Recently, Comicon came to New York City and a group of us went to experience the event. None of us had been to a Comicon before, and although some of us have had experience with related trade shows and events, we did not really know what to expect. So many preconceptions jump out. As it turns out, many of them are accurate.
Our crew consisted of my sister, her daughter and her best friend as well as a close online friend and my oldest son and me. This is essentially our gaming “crew” as well. We had planned this trip months in advance and looked forward to it.

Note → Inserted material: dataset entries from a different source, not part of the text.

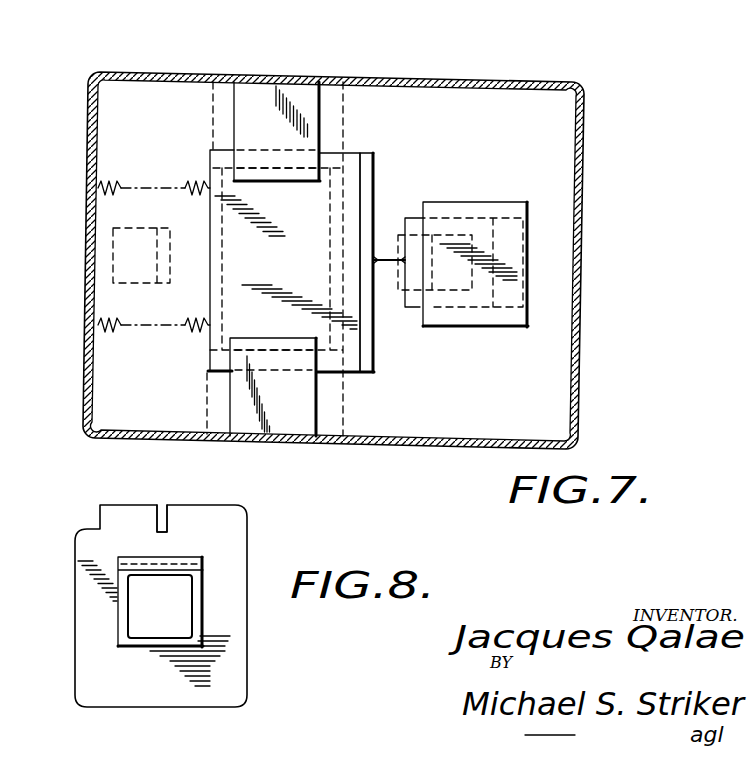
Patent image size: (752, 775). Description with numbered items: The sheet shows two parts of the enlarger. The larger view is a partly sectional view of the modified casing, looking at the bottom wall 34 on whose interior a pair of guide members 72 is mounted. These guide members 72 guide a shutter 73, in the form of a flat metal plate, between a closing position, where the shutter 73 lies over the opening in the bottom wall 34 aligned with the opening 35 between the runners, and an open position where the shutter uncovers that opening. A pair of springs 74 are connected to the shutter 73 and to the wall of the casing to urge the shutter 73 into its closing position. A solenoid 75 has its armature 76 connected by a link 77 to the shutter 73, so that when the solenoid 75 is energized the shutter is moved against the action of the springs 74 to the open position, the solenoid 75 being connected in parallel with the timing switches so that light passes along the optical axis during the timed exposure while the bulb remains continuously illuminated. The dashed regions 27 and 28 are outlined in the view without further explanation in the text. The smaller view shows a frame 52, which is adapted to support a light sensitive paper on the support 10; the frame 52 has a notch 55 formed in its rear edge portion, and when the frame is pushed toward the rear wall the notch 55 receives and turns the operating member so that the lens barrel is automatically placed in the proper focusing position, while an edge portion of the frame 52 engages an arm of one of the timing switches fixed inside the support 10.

In FIG. 7, the bottom wall 34 is at (560, 141).
In FIG. 7, the opening 35 is at (230, 188).
In FIG. 7, the guide members 72 is at (308, 92).
In FIG. 7, the shutter 73 is at (368, 160).
In FIG. 7, the springs 74 is at (113, 178).
In FIG. 7, the recess 27 is at (118, 262).
In FIG. 7, the solenoid 75 is at (498, 203).
In FIG. 7, the armature 76 is at (418, 218).
In FIG. 7, the link 77 is at (375, 265).
In FIG. 7, the recess 28 is at (467, 293).
In FIG. 8, the support 10 is at (98, 516).
In FIG. 8, the notch 55 is at (170, 520).
In FIG. 8, the frame 52 is at (227, 623).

I think that what you get out of the experience depends greatly on what you are expecting. This is true in most cases and is the subject of my next post, but in this case, I believe that we did not have any specific expectations and therefore were not disappointed. That is not to say however, that the event was what I thought it would be. Comicon has a large open floor area as well as special panels and various side rooms where scheduled events occur. We were there for the floor experience. In my mind, Comicon is a bit like Burning Man, with unbelievably well-made costumes with an almost anarchistic bent. In actuality, a bit yes and a bit no. Costumed attendees are everywhere and in many cases the costumes are very impressive in terms of workmanship and detail but also in the wearer’s ability to embody what often is an exaggerated physique. Not all can make that claim unfortunately. The best image to explain Comicon is one in which a costumed attendee is taking a photo of another costumed attendee. This is a very common thing to see here.
The overall feeling of openness and inclusiveness is refreshing and almost makes fighting the crowds fun. The presence of large game and other software developers or even toy and accessory manufacturers was limited. There were many third party distributors of toys, clothing, accessories and various specialty items. If you like comic, Sci-fi and game related titles and characters, this is the place for you. I saw many items for sale that I have never seen anywhere else. Some collector’s items, others just fun trinkets.

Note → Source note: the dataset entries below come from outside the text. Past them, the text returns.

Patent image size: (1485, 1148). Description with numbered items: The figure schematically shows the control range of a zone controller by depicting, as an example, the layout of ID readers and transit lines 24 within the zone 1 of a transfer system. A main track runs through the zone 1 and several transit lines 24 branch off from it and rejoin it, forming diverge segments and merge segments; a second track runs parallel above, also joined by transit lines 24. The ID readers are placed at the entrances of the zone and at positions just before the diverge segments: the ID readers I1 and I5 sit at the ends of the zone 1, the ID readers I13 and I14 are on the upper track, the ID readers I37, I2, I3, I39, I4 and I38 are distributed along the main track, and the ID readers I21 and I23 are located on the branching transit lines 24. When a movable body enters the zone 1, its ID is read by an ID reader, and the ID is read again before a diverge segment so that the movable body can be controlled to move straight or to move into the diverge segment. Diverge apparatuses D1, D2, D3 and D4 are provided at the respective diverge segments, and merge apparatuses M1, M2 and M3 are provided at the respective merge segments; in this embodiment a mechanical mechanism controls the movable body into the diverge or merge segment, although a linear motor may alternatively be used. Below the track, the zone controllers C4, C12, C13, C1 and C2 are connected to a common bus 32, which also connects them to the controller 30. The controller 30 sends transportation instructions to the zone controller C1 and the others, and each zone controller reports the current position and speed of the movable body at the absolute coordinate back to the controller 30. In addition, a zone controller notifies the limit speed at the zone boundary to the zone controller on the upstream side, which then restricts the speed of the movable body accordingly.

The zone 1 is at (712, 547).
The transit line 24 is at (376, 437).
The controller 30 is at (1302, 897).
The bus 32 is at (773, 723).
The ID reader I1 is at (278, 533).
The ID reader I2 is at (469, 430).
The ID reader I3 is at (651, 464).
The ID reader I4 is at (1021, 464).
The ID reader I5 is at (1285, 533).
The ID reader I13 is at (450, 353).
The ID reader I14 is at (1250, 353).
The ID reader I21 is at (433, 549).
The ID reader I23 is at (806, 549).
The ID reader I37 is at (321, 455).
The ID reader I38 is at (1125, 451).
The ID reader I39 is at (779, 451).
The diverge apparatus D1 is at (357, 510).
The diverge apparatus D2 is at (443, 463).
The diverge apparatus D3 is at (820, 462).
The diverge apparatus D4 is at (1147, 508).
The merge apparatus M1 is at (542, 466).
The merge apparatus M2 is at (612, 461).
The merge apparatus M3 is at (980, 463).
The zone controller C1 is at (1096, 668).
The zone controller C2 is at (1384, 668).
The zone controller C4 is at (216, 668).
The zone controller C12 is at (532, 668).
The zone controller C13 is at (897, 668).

Being there with family and friends definitely added to the experience and the difference in ages and perspectives also made for a wide variety of interests. None of us are very into comic books but all are avid gamers. We also like the same games and characters, many of whom were represented both as items for purchase as well as live in costume. Our favorites included various miniatures, weapons and items of clothing from Borderlands, Plants Vs Zombies and Minecraft. We purchased a few Borderlands related t-shirts from Glitch as well as a plush CL4P-TP (Clap Trap) that says twenty different phrases and from a different vendor, a plush turret from Portal 2 that not only also speaks, it is touch sensitive and says different things when “killed.”
Perhaps the biggest surprise is that Comicon, unlike other shows of its kind, is not primarily represented by the creators of the various entities, but by third-party vendors. Very few game, film or television developers were present. Instead, a wide variety of companies and vendors promoting and selling items related to the characters, shows and games filled the aisles. But most all it seems that Comicon is about the fans and their identification with the characters. On the way out we ran into a couple that had come with their own life-size CL4P-TP. Made of cardboard and built atop a RC car, it was mobile and surprisingly stable. Best of all it completely captured the essence of the event – creativity, individualism and fun.